Critics of renewable energy typically make five erroneous assumptions. They assume electricity must be generated in a power plant; that existing generating facilities run 24 hours a day; that existing facilities are highly efficient; that renewable energy is insufficient to power big industries; and that price is all that matters. Based on these beliefs and, often, a dose of economic denial about the subsidies for conventional fuels, renewable energy is dismissed.
Solar energy is seen as weak, just as electric cars are seen as wimpy. But unlike conventional engines, electric motors can deliver full torque at any speed. A race between a conventional Grand Prix car and an electric car wouldn't be a contest. With no transmission and precise power control the electric car would lap the field. Similarly, few notice the extraordinary flexibility of solar technology. It can be used in dispersed form to heat water or generate electricity, and it can be concentrated to melt through steel. The sun generates enough energy to power us and all the plants we eat; all the trees our houses were made of; all the ships and animals that carried our ancestors; and all the wind, waves and clouds that define the lives of the trillions of organisms that populate earth — hardly a wimpy performance.
Renewable energy is often criticized as being inefficient, a characterization that adds to the wimp factor, with the implication that existing technologies are very efficient. Citing the low efficiency of photovoltaics in converting to electricity a seemingly meager 12 percent of the light that strikes the cells, critics dismiss the technology. They compare such low efficiencies with that of a big power plant, where more than 50 percent of the fuel con sumed might be transformed into useful electricity. This is a dubious comparison.

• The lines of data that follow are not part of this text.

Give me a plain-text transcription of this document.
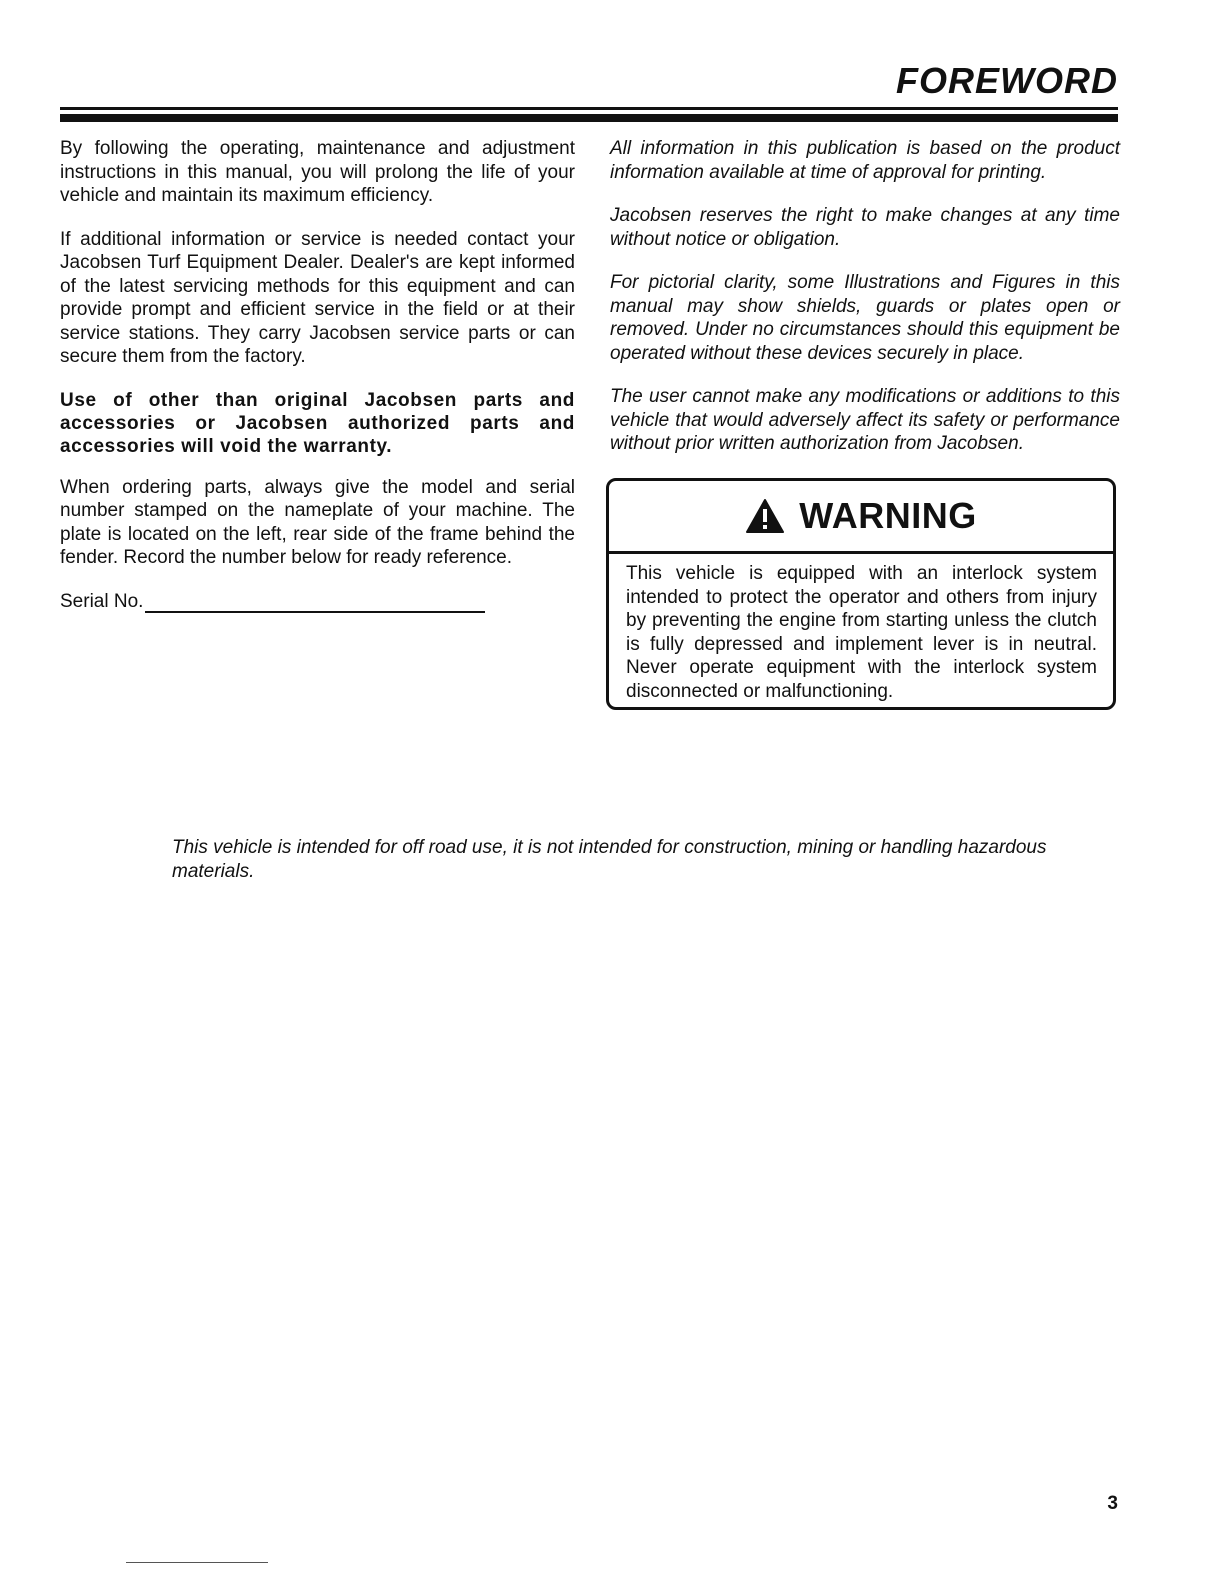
FOREWORD

By following the operating, maintenance and adjustment instructions in this manual, you will prolong the life of your vehicle and maintain its maximum efficiency.

If additional information or service is needed contact your Jacobsen Turf Equipment Dealer. Dealer's are kept informed of the latest servicing methods for this equipment and can provide prompt and efficient service in the field or at their service stations. They carry Jacobsen service parts or can secure them from the factory.

Use of other than original Jacobsen parts and accessories or Jacobsen authorized parts and accessories will void the warranty.

When ordering parts, always give the model and serial number stamped on the nameplate of your machine. The plate is located on the left, rear side of the frame behind the fender. Record the number below for ready reference.

Serial No.

All information in this publication is based on the product information available at time of approval for printing.

Jacobsen reserves the right to make changes at any time without notice or obligation.

For pictorial clarity, some Illustrations and Figures in this manual may show shields, guards or plates open or removed. Under no circumstances should this equipment be operated without these devices securely in place.

The user cannot make any modifications or additions to this vehicle that would adversely affect its safety or performance without prior written authorization from Jacobsen.

WARNING
This vehicle is equipped with an interlock system intended to protect the operator and others from injury by preventing the engine from starting unless the clutch is fully depressed and implement lever is in neutral. Never operate equipment with the interlock system disconnected or malfunctioning.
This vehicle is intended for off road use, it is not intended for construction, mining or handling hazardous materials.
3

Efficiency is a measure of economy. A machine is said to be efficient to the degree it uses the least resources to accomplish the most work. But we often look at machines in isolation. Much like assuming cars are cheap without counting the cost of roads, proponents of one or another technology often claim their concept is very efficient at generating electricity, but neglect to note the energy lost in the whole system of distributing electricity
The electric-utility system in North America and much of the world is based on largely centralized power plants transmitting power via long-distance powerlines and local distribution grids. On average the distribution system loses about 60 percent of the power in transmission. Then consumers waste about half of what they receive in low-efficiency structures and appliances. Industrial and commercial customers waste less, but often maintain old and inefficient facilities. Aged distribution systems in many countries probably lose more than 75 percent.

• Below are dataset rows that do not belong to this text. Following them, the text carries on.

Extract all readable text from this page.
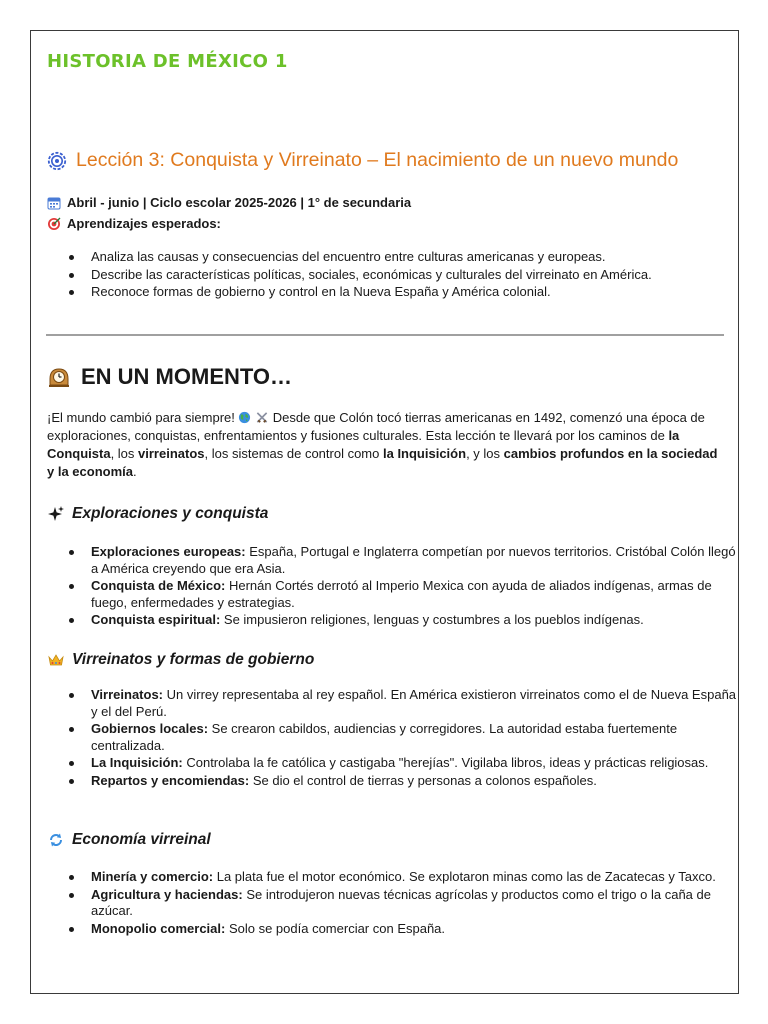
HISTORIA DE MÉXICO 1
Lección 3: Conquista y Virreinato – El nacimiento de un nuevo mundo
Abril - junio | Ciclo escolar 2025-2026 | 1° de secundaria
Aprendizajes esperados:
Analiza las causas y consecuencias del encuentro entre culturas americanas y europeas.
Describe las características políticas, sociales, económicas y culturales del virreinato en América.
Reconoce formas de gobierno y control en la Nueva España y América colonial.
EN UN MOMENTO…

¡El mundo cambió para siempre!	Desde que Colón tocó tierras americanas en 1492, comenzó una época de exploraciones, conquistas, enfrentamientos y fusiones culturales. Esta lección te llevará por los caminos de la Conquista, los virreinatos, los sistemas de control como la Inquisición, y los cambios profundos en la sociedad y la economía.

Exploraciones y conquista
Exploraciones europeas: España, Portugal e Inglaterra competían por nuevos territorios. Cristóbal Colón llegó a América creyendo que era Asia.
Conquista de México: Hernán Cortés derrotó al Imperio Mexica con ayuda de aliados indígenas, armas de fuego, enfermedades y estrategias.
Conquista espiritual: Se impusieron religiones, lenguas y costumbres a los pueblos indígenas.
Virreinatos y formas de gobierno
Virreinatos: Un virrey representaba al rey español. En América existieron virreinatos como el de Nueva España y el del Perú.
Gobiernos locales: Se crearon cabildos, audiencias y corregidores. La autoridad estaba fuertemente centralizada.
La Inquisición: Controlaba la fe católica y castigaba "herejías". Vigilaba libros, ideas y prácticas religiosas.
Repartos y encomiendas: Se dio el control de tierras y personas a colonos españoles.
Economía virreinal
Minería y comercio: La plata fue el motor económico. Se explotaron minas como las de Zacatecas y Taxco.
Agricultura y haciendas: Se introdujeron nuevas técnicas agrícolas y productos como el trigo o la caña de azúcar.
Monopolio comercial: Solo se podía comerciar con España.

Coal under the high plains of Wyoming is potential electricity. But first it needs to be mined, and that takes energy in the form of big shovels. Second, it needs to be moved, and that takes the energy of many trains. Third, it needs to be burned in power plants, and that loses energy in wasted heat. Fourth, the electricity needs to be transmitted to consumers via the grid, and that loses energy by the resistance in wires. In the end, after subtracting all the energy consumed, it's likely that only about a third of the original potential energy in Wyoming actually arrives at one's toaster in the kitchen in Chicago. On average the means of producing and distributing electricity consume about two-thirds ofthe energy.
If the majority of homes converted to independent or neighborhood-scaled local-grid systems, with hydrogen and/or batteries used for storage, the sun could power all structures. The amount generated, primarily by photovoltaics plus wind turbines in some areas, would range from 2.5 to 3.5 times maximum consumption on any day, and could recharge hydrogen tanks and/or battery packs for night and cloudy periods. Assuming new technologies are used, the future home would use less electricity than it does today, thus reducing the size and cost of the energy equipment, and representing less total generating capacity
Which is more efficient, a system that consumes more than half the energy it generates in machinery stretched out over the landscape, or a system that consumes a tiny quantity of steel and silicon to produce electricity from a roof only feet from the toaster ? Does it matter if photovoltaics are only 10 or 15 percent efficient if a typical home can be powered with PVs covering half the roof ? New photovoltaics achieve 18 percent efficiency, and others in development prove efficiencies exceeding 25 percent. There's no shortage of sunlight.
Presuming photovoltaics must be concentrated in a power plant, critics envision vast remote fields devoted to PVs. They succeed in transforming a solution into a problem.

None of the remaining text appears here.